My biggest concern with any TMNT line is whether the company in charge is going to spend the money on a really nice figure that they can only release maybe twice. But, shitty as they are, Super7 did manage to figure out a system for exactly that for quite a long time. And those would easily stand up as some of the best TMNT figures ever made if they'd bothered to QC them at all.

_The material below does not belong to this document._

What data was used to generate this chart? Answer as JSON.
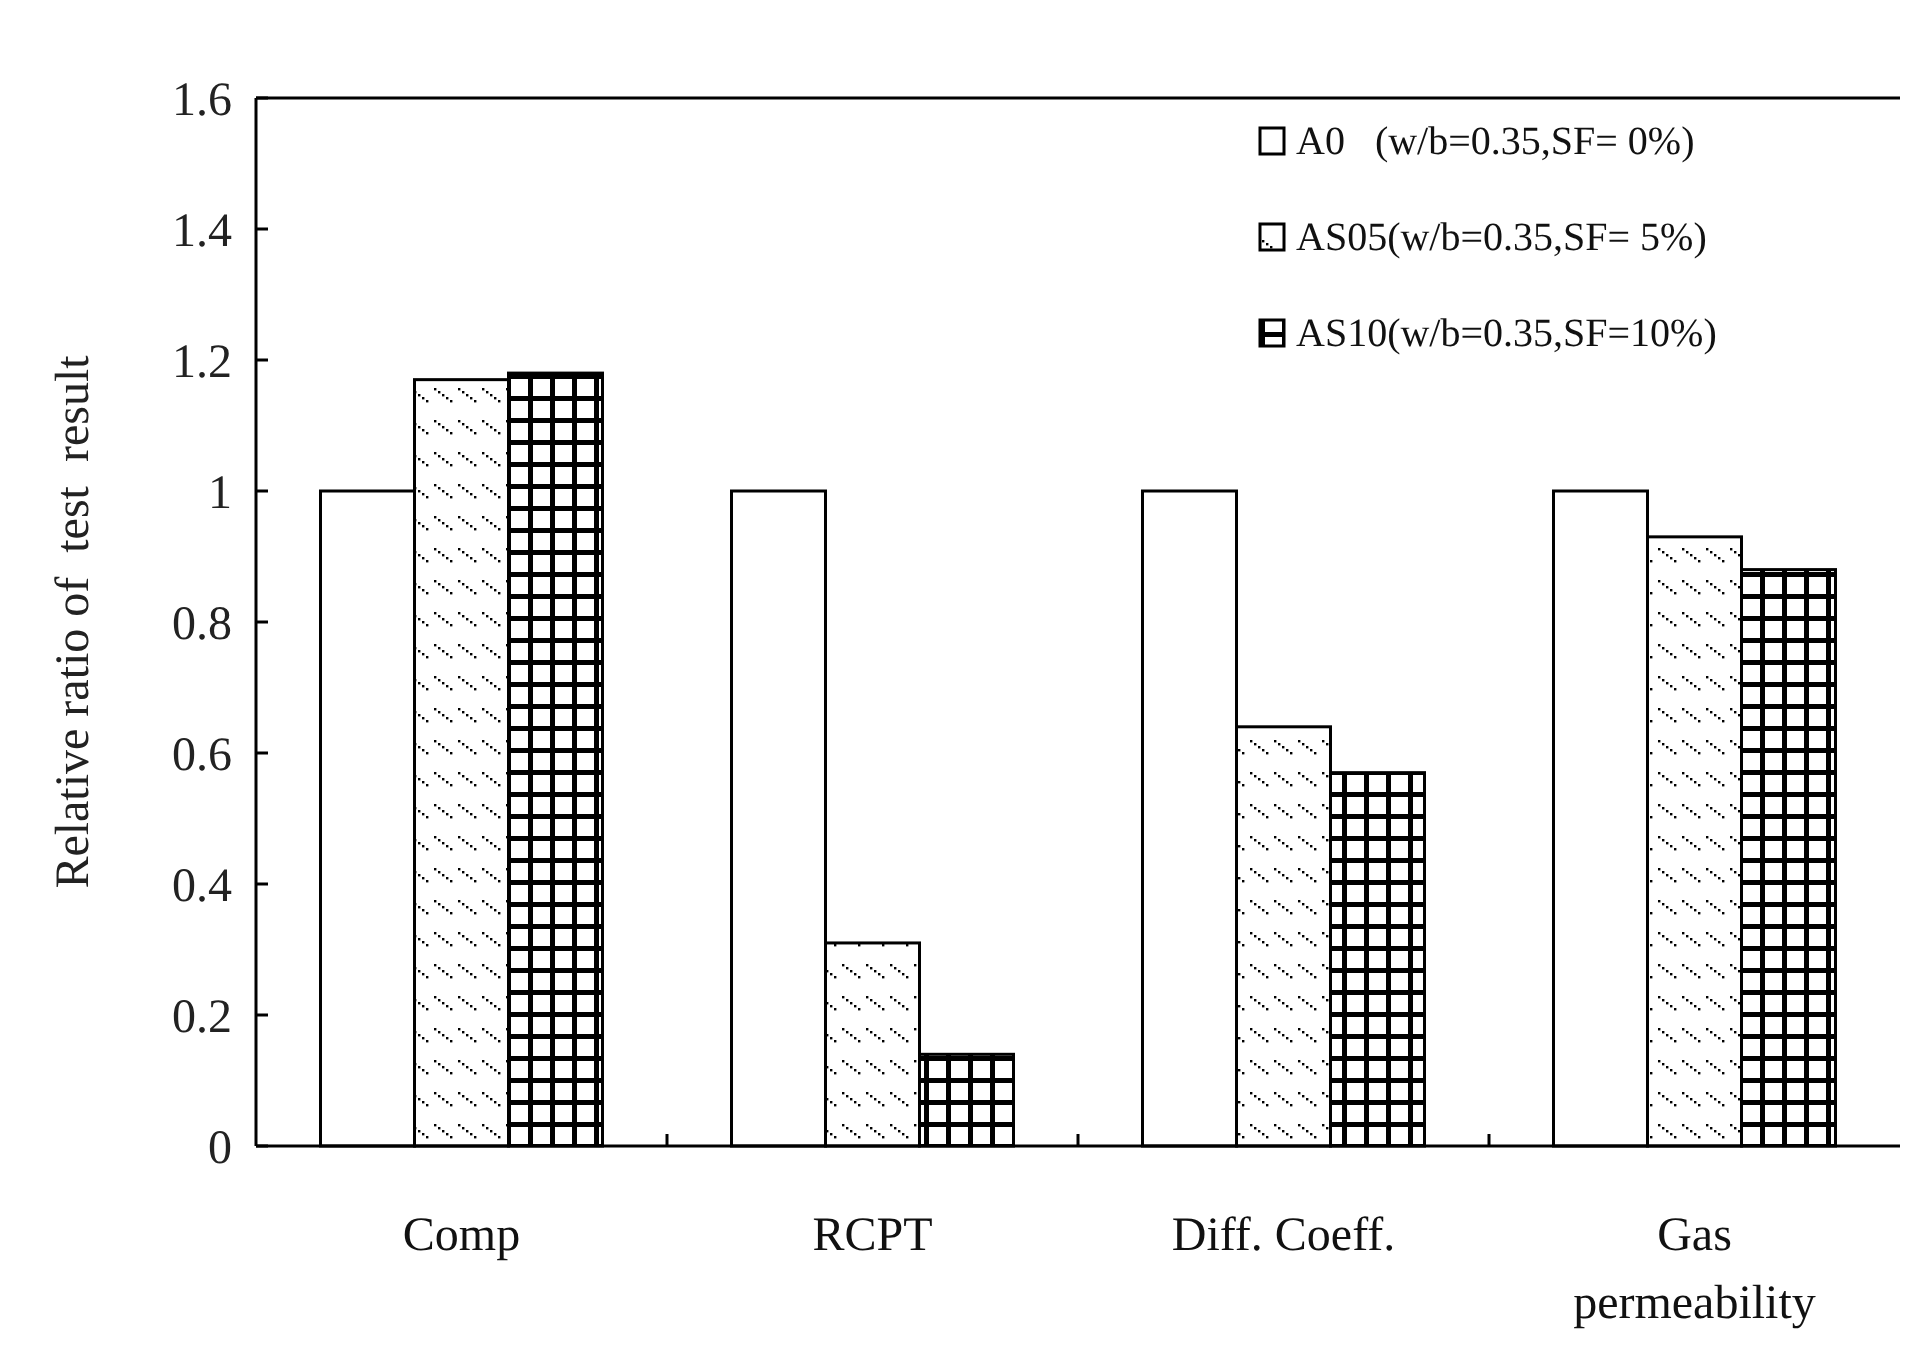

CAN Mattel afford to do something similar? Yes. Will they? Probably not, but time will tell.
 
Assuming this is a line of almost ENTIRELY unique molds, my methods for keeping down costs would be:
  • Make molds in ways that can be reused. You make Casey. Take his arms, that's on a foot soldier now. Take his jeans, replace the Timbs with duck feet. That's Ace Duck now. There's certainly going to be a balancing act here to keep them stylized JUST enough to stay on character and avoid monotony, but there's a middle ground between "Classified" and "Stylized" that is entirely possible, especially with the artistic leniency TMNT founded itself upon.


  • Make most figures have multiple colorways. The actual design details between versions can be pretty easily unified, they all have the same DNA and overall details. Only the main cast changes THAT much, and even then it's mostly just Casey & April changing, while the Turtles just get a new art style and belt. Take Triceratons as an example. All of those things are usually just alien triceratops in a sleeveless and skin tight bodysuit, sometimes it's purple, sometimes it's silver, sometimes it's teal.

    Even for Turtles, would anyone really complain about Turtles getting different color variants? The only reasons we have in the past (Playmates, Bst Axn, Mezco) is because they were terrible figures (excluding Mezco) of hyperspecific designs, recolored to be something else. So long as their proportions aren't too stocky or too lanky, they can easily swap the heads and belts to change the details to match other versions.